Review · PMID 41848778
Pathophysiological aspects of primary Sjogren's disease: From epithelial activation to systemic autoimmunity — VialBase Research
Sjogren's disease involves epithelial dysregulation, innate immune activation, and adaptive immune response
Last updated · 2026 · Ritter J, Dorner T · Z Rheumatol
Key findings
- Sjogren's disease involves epithelial dysregulation, innate immune activation, and adaptive immune response
- TLR and IFN blockade, CD154/CD40 blockade, B-cell depletion emerging as therapeutic approaches
- Tuftsin-based peptides (Selank's parent) relevant to immune modulation in autoimmune contexts
- IL-6 pathway central to SjD pathogenesis -- Selank modulates IL-6
Sjogren’s Disease Immunopathology and Selank Relevance (PMID: 41848778)
Context
While this paper does not directly study Selank, it characterizes the immune pathways (IL-6, innate immune activation, T-B cell interaction) that Selank modulates through its tuftsin-derived mechanism.
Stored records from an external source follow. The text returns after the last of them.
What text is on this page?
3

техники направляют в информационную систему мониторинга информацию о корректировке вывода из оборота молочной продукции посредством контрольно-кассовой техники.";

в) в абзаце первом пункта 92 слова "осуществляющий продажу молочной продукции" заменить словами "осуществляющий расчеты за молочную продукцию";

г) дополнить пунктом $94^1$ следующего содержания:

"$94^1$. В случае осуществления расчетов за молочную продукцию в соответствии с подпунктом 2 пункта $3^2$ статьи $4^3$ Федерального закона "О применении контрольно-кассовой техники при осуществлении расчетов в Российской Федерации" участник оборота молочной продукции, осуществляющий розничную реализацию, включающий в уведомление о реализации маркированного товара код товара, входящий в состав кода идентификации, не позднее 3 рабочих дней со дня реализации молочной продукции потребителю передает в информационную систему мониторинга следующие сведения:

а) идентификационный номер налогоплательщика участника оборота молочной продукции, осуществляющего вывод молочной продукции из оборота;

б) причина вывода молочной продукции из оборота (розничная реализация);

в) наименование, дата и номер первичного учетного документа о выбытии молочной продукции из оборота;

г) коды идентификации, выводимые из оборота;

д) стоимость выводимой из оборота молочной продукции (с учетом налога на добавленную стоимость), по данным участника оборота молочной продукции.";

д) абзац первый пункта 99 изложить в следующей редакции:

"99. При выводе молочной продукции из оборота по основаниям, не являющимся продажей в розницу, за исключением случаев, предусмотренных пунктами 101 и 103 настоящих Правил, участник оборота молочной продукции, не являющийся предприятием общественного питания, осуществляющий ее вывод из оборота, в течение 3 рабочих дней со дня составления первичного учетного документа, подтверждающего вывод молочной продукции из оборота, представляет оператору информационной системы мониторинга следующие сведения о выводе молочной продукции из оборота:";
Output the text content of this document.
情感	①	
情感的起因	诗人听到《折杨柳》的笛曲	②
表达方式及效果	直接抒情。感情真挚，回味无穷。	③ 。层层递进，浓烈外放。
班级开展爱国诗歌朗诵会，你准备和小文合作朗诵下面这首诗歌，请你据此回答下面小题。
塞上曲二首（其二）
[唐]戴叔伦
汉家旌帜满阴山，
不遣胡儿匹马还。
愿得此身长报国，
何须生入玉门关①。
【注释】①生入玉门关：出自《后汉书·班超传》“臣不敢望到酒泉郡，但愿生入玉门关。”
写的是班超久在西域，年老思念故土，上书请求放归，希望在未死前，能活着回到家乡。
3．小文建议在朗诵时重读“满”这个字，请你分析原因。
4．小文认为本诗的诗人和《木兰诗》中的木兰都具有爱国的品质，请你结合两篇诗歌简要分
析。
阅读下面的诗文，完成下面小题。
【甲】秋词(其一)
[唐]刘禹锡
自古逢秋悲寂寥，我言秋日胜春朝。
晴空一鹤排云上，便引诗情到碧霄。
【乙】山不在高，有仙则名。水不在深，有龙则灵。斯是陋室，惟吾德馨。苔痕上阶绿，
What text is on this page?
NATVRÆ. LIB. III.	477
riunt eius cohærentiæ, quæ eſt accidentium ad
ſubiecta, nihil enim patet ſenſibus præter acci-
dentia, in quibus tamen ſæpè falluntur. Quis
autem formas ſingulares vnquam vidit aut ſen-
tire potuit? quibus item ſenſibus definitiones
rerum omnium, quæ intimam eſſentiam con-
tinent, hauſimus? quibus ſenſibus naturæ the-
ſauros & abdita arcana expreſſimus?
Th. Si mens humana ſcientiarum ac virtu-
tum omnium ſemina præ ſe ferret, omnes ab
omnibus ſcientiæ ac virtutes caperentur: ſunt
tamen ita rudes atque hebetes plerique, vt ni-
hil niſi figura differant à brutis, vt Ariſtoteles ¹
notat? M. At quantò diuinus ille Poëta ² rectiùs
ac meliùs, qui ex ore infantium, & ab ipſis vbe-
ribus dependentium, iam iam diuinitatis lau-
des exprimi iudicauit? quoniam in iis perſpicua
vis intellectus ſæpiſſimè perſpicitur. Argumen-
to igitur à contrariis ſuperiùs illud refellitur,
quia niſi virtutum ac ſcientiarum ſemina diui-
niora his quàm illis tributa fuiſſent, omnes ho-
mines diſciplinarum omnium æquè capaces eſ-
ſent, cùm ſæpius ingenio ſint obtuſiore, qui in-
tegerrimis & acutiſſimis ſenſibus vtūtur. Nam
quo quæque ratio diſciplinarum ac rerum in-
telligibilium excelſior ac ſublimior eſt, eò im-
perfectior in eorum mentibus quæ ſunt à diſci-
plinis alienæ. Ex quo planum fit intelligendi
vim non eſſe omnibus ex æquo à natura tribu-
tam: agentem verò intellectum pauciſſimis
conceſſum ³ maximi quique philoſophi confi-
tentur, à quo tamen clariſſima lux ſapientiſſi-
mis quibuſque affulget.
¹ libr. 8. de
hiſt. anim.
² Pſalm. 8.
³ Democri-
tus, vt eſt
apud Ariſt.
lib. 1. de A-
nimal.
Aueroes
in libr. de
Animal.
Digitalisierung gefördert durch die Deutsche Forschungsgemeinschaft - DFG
Key Pathways Relevant to Selank
- IL-6 dysregulation: Central to SjD chronic inflammation — Selank modulates IL-6 production
- Innate immune activation: Tuftsin (Selank’s parent peptide) stimulates macrophage/neutrophil activity
- Type I IFN signature: Prominent in SjD; Selank’s gene expression effects touch interferon pathways
Relevance
Provides theoretical basis for Selank investigation in autoimmune conditions where IL-6 and innate immune dysregulation are central, such as Sjogren’s disease.